All of this starts with a right angle that can be represented by the following triangle.
${ a }^{ 2 }+{ b }^{ 2 }={ c }^{ 2 }$
You can now find each side of the triangle just as long as you know two sides of the triangle based on this equation.
Do you remember the basic trig functions? If not here is a review of them sin(x) cos(x) tan(x).
If you are still having a hard time remembering each of this functions take a second and review: How to Remember Sin(x), Cos(x), Tan(x)?
Let's start with the most common angles.
$0$ radians. How would this triangle look like? This is a tricky question. If you think about it the triangle would end up being just a flat line across the $0$ mark on the plane.
I'm letting $a=1$ just to make the math easier for us. You will then need to find the $sin(0)$, $cos(0)$, and $tan(0)$.
$sin(0)=0$ $cos(0)=1$ $tan(0)=0$
Here is where things get interesting. If you let the angle be created from the left side of the line you would create a positive angle and you would be able to find $sin(0)$, $tan(0)$ but since no angle can be created at $0$ radians you are left with just $cos(0)$ which is just $1$.
$\frac { \pi }{ 6 }$ radians. How would this triangle look like? If you think about it the triangle would end up being just $\frac { \pi }{ 6 }$ radians away from the initial side.
Based on this information you can now find the rest of the parts of the triangle.
All of this is great! You now know all of the angles that compose this triangle. The problem becomes how do you find the $sin(\frac { \pi }{ 6 })$, $cos(\frac { \pi }{ 6 })$, and $tan(\frac { \pi }{ 6 })$ of this triangle?
Because you don't know any of the sides of this triangle and you can't assume any of the sides of the triangle let's start with a simpler isosceles triangle of the same length.
If you now take this very same triangle and cut it up in half you would end up with this triangle.
The only piece missing from this triangle is the rise of the triangle which you can find by using the Pythagorean theorem.

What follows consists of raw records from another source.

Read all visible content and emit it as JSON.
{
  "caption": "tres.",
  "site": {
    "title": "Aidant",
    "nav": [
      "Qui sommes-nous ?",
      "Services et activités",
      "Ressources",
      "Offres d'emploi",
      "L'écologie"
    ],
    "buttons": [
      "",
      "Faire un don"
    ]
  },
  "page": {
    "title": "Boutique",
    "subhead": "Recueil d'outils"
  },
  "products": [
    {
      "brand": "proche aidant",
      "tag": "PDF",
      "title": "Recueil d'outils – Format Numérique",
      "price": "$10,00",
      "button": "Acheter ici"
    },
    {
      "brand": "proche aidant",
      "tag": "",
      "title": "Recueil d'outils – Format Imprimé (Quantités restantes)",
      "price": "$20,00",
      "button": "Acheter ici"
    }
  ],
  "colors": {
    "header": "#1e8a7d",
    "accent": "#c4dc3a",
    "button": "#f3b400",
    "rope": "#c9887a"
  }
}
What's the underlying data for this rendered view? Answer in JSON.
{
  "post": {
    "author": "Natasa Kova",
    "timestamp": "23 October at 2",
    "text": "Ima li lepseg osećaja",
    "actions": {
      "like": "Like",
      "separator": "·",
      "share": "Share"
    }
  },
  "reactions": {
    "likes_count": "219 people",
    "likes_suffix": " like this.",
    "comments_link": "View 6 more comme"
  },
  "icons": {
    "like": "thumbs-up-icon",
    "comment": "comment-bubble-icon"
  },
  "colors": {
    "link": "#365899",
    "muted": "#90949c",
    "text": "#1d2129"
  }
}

$1^{ 2 }+{ b }^{ 2 }={ 2 }^{ 2 }$ $1+{ b }^{ 2 }=4$ ${ b }^{ 2 }=4-1$ ${ b }=\sqrt { 3 }$
You now know all three pieces of the triangle you can complete the triangle with the following labels.
If you pay close attention to the triangle above you can now define the $sin$, $cos$, and $tan$ values for $\frac { \pi }{ 6 }$ and $\frac { \pi }{ 3 }$ radians.

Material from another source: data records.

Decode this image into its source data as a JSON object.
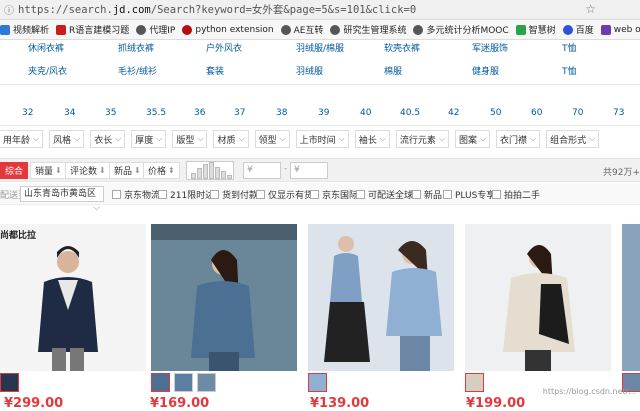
{
  "browser": {
    "url_prefix": "https://search.",
    "url_domain": "jd.com",
    "url_rest": "/Search?keyword=女外套&page=5&s=101&click=0",
    "bookmarks": [
      "视频解析",
      "R语言建模习题",
      "代理IP",
      "python extension",
      "AE互转",
      "研究生管理系统",
      "多元统计分析MOOC",
      "智慧树",
      "百度",
      "web of science"
    ]
  },
  "categories": {
    "row1": [
      "休闲衣裤",
      "抓绒衣裤",
      "户外风衣",
      "羽绒服/棉服",
      "软壳衣裤",
      "军迷服饰",
      "T恤"
    ],
    "row2": [
      "夹克/风衣",
      "毛衫/绒衫",
      "套装",
      "羽绒服",
      "棉服",
      "健身服",
      "T恤"
    ]
  },
  "sizes": [
    "32",
    "34",
    "35",
    "35.5",
    "36",
    "37",
    "38",
    "39",
    "40",
    "40.5",
    "42",
    "50",
    "60",
    "70",
    "73"
  ],
  "attributes": [
    "用年龄",
    "风格",
    "衣长",
    "厚度",
    "版型",
    "材质",
    "领型",
    "上市时间",
    "袖长",
    "流行元素",
    "图案",
    "衣门襟",
    "组合形式"
  ],
  "sort": {
    "buttons": [
      "综合",
      "销量",
      "评论数",
      "新品",
      "价格"
    ],
    "arrows": [
      "⬇",
      "⬇",
      "⬇",
      "⬇",
      "⬍"
    ],
    "price_placeholder": "¥",
    "dash": "-",
    "page_info": "共92万+"
  },
  "filters": {
    "ship_label": "配送至",
    "location": "山东青岛市黄岛区",
    "options": [
      "京东物流",
      "211限时达",
      "货到付款",
      "仅显示有货",
      "京东国际",
      "可配送全球",
      "新品",
      "PLUS专享",
      "拍拍二手"
    ]
  },
  "products": [
    {
      "price": "¥299.00",
      "brand": "尚都比拉"
    },
    {
      "price": "¥169.00",
      "brand": ""
    },
    {
      "price": "¥139.00",
      "brand": ""
    },
    {
      "price": "¥199.00",
      "brand": ""
    }
  ],
  "watermark": "https://blog.csdn.net/..."
}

Let's first find the values for $\frac { \pi }{ 6 }$.
$sin(\frac { \pi }{ 6 })=\frac { 1 }{ 2 }$ $cos(\frac { \pi }{ 6 })=\frac { \sqrt { 3 } }{ 2 }$ $tan(\frac { \pi }{ 6 })=\frac { \sqrt { 3 } }{ 3 }$
Let's find the values for $\frac { \pi }{ 3 }$.

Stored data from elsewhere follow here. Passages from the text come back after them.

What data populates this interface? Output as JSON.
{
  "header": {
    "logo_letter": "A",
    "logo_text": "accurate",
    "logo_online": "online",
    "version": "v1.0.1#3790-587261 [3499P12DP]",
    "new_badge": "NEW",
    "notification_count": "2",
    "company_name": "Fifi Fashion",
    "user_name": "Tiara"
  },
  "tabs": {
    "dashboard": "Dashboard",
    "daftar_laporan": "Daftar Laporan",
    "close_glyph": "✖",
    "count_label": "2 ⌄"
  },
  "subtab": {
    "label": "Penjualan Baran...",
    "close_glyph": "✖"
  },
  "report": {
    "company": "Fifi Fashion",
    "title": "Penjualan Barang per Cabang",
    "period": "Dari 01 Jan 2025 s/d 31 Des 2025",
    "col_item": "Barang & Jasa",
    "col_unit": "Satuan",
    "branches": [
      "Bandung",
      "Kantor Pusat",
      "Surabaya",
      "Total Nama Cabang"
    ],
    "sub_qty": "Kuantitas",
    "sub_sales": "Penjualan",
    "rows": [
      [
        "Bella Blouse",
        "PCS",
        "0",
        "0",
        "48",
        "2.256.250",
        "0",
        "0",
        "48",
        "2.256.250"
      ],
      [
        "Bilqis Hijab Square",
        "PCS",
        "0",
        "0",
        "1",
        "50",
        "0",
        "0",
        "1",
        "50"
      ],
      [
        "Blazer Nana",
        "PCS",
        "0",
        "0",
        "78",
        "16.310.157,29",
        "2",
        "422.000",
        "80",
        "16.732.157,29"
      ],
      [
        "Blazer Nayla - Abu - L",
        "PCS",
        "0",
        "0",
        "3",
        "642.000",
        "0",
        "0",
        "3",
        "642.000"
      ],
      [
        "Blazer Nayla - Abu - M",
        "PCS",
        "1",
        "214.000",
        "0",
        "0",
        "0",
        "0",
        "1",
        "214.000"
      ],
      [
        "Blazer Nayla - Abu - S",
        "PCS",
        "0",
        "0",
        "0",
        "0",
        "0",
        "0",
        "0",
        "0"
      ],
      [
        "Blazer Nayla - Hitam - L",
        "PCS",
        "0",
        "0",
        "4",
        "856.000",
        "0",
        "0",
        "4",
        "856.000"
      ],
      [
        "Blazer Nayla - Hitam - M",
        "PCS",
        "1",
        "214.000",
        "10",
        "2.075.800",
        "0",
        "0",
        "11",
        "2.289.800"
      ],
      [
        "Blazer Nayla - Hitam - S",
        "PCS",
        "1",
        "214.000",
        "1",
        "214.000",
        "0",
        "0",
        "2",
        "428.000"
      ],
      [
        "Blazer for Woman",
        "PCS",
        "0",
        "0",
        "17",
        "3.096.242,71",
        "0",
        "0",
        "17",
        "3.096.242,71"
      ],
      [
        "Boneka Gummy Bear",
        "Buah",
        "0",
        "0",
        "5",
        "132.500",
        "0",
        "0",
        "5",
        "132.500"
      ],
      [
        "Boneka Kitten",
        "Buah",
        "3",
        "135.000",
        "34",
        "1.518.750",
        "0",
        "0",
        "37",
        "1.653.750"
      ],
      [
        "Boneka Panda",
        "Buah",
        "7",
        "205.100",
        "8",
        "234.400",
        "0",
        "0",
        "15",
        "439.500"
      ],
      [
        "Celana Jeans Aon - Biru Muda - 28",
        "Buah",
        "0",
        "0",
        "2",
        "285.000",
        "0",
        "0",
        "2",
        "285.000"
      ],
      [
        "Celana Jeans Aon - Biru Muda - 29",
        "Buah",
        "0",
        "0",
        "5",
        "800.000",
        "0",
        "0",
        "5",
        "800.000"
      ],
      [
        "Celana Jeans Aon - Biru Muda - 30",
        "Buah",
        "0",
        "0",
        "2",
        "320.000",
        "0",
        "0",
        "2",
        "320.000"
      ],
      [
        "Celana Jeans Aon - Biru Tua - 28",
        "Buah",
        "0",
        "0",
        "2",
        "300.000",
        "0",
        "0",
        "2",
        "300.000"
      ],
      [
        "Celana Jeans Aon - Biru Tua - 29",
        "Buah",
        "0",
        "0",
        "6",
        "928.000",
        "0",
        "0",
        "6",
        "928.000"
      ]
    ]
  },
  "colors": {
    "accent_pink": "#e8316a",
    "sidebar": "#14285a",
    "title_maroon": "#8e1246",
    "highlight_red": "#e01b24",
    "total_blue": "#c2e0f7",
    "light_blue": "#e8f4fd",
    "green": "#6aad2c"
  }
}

$sin(\frac { \pi }{ 3 })=\frac { \sqrt { 3 } }{ 2 }$ $cos(\frac { \pi }{ 3 })=\frac { 1 }{ 2 }$ $tan(\frac { \pi }{ 3 })=\sqrt { 3 }$
The last two remaining angles to take a look at are $\frac { \pi }{ 2 }$ and $\frac { \pi }{ 4 }$ if I was to draw this triangle how would it look like?
Let's now find each of the sides in the triangle.
${ a }^{ 2 }+{ b }^{ 2 }={ c }^{ 2 }$ ${ 1 }^{ 2 }+{ 1 }^{ 2 }={ c }^{ 2 }$ $2={ c }^{ 2 }$ $c=\sqrt { 2 }$
If you pay close attention to the triangle above you can now define the $sin$, $cos$, and $tan$ values for $\frac { \pi }{ 4 }$ and $\frac { \pi }{ 2 }$ radians.
Let's first find the values for $\frac { \pi }{ 4 }$.
$sin(\frac { \pi }{ 4 })=\frac { \sqrt { 2 } }{ 2 }$ $cos(\frac { \pi }{ 4 })=\frac { \sqrt { 2 } }{ 2 }$ $tan(\frac { \pi }{ 4 })=1$
Next up is $\frac { \pi }{ 2 }$
$sin(\frac { \pi }{ 2 })=1$ $cos(\frac { \pi }{ 2 })=0$ $tan(\frac { \pi }{ 2 })=undefined$
There you have it. You have completed 0, $\frac { \pi }{ 6 }$, $\frac { \pi }{ 4 }$, $\frac { \pi }{ 3 }$, and $\frac { \pi }{ 2 }$.